Après sa rupture avec Mobilier Universel, Wabbes développe sous la marque Général Décoration des variantes de bibliothèques, canapés, porte-manteaux, des appliques murales et des lustres sous forme d’assemblage de figures géométriques et le fameux pied tulipe pour tables et lampes. Ses exigences de qualité et de solidité allant à l’encontre des règles commerciales, Wabbes sera définitivement exclu de Mobilier Universel qui continuera toutefois à produire ses modèles.
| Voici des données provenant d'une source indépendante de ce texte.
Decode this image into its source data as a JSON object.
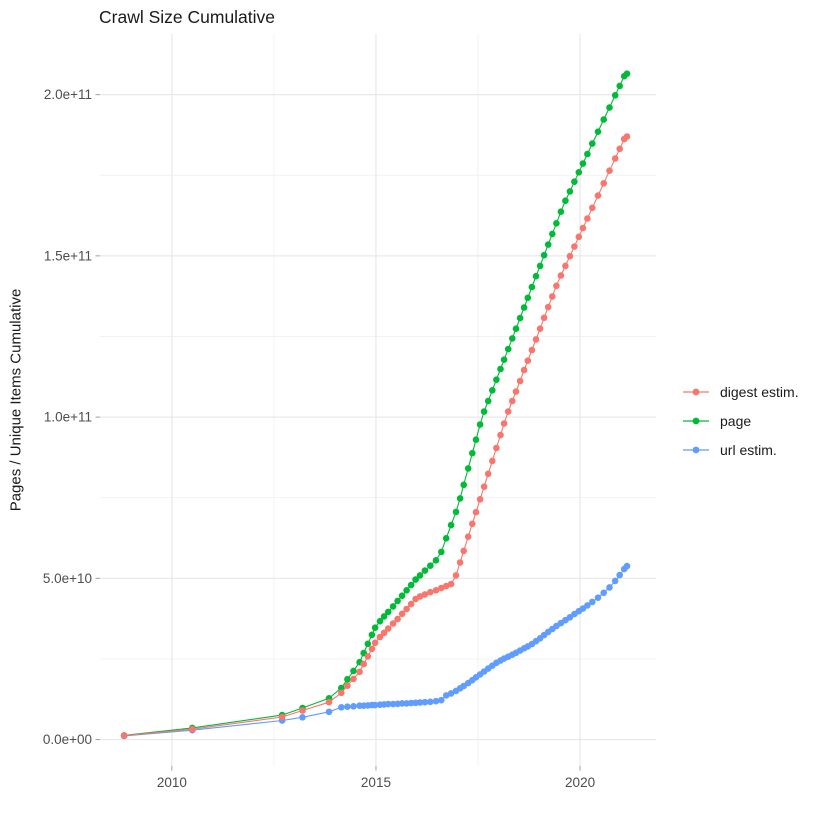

L’exposition offre aux regards un nombre représentatifs d’objets de décoration allant des lustres aux cendriers.

Wabbes décède en 1974 des suites d’un cancer après avoir aménagé les chambres d’étudiants de l’université de Louvain-la-Neuve ainsi que les bureaux de la direction, de la salle des guichets et la salle des coffres du siège de la Générale de banque.

L’impression d’intemporalité qui se dégage des œuvres exposées en laissera songeur plus d’un... nostalgie d’une époque où stabilité et confiance étaient les édifices d’une image de marque.